There Is Great Need to Better Understand Pediatric Myasthenia Gravis: Jonathan Strober, MD

In this conclusion of a recent interview with Jonathan Strober, MD, a pediatric neurologist, he highlights current gaps in the understanding of pediatric myasthenia gravis, potential areas of future investigation, and the importance of treatments that specifically target these patients.

“I really want us to get a better understanding of pediatric myasthenia gravis,” he says, “and how we can follow these patients and best take care of them safely.” Strober specializes in neuromuscular disorders at the University of California, San Francisco, and Benioff Children's Hospital, where he is director both of clinical services for child neurology and of the muscular dystrophy clinic.

Rewatch part 1 for insight on nipocalimab use in these younger patients and part 2 to learn more about treatment-related challenges in the group.

This transcript was lightly edited for clarity; captions were auto-generated.

Transcript

What are some key unmet needs in the myasthenia gravis treatment landscape?

I think one is, in pediatrics, again, trying to come up with better tests would be really nice. I think what we're trying to do in our pediatric myasthenia gravis consortium, which has 6 centers currently, is to develop better tools to follow these patients but also develop a standard of care. There really is no standard of care for these patients. We're just so used to using drugs that have only been approved for adults that people just try the different ones on kids and hope that they're safe and hope we have the right dosing, and so kind of getting a better sense of what are people doing out there and what do we actually see in real life, in real time, what is actually working for the patients, so we can put together and say, “Hey, you know what, this is what we recommend as people who take care of these patients and take care of a good number of these patients, this is really the treatment options that you should go [with] and what route you should go in, what's the safest for the patients, what's the most effective for the patients.” That’s really what I want to see; I really want us to get a better understanding of pediatric myasthenia gravis and how we can follow these patients and best take care of them safely.

I think also what I've learned is that the reason that there are so many studies is because now it's become a requirement that in order to get approval for adult drugs, the companies have to have a pediatric arm. That's been a wonderful thing.
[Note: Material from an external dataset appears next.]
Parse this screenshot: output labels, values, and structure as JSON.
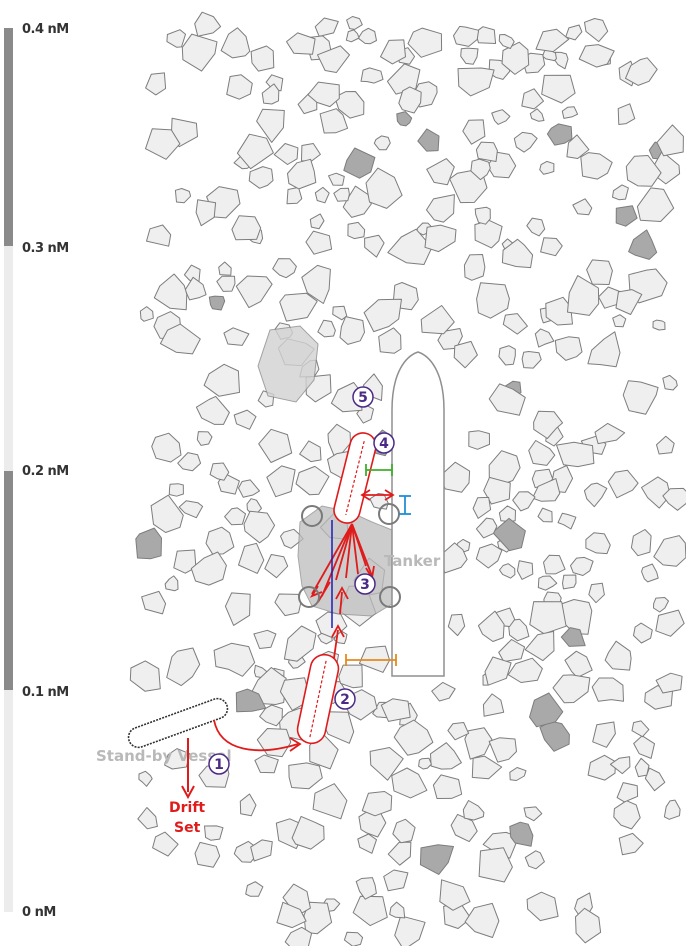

Just to be given the opportunity to talk about pediatric myasthenia gravis, that people are actually caring about kids with this condition, has been a huge step forward for those of us in the community who take care of it. I've had so many patients who have been told by providers, “Oh, myasthenia doesn't happen in kids. They can't have myasthenia.” We're kind of used to that in pediatrics for these rarer diseases, so the fact that word's getting out that, yes, kids can get myasthenia gravis and that we can treat them and we can treat them effectively and safely, it's just wonderful to have that opportunity, so I appreciate that and thank you.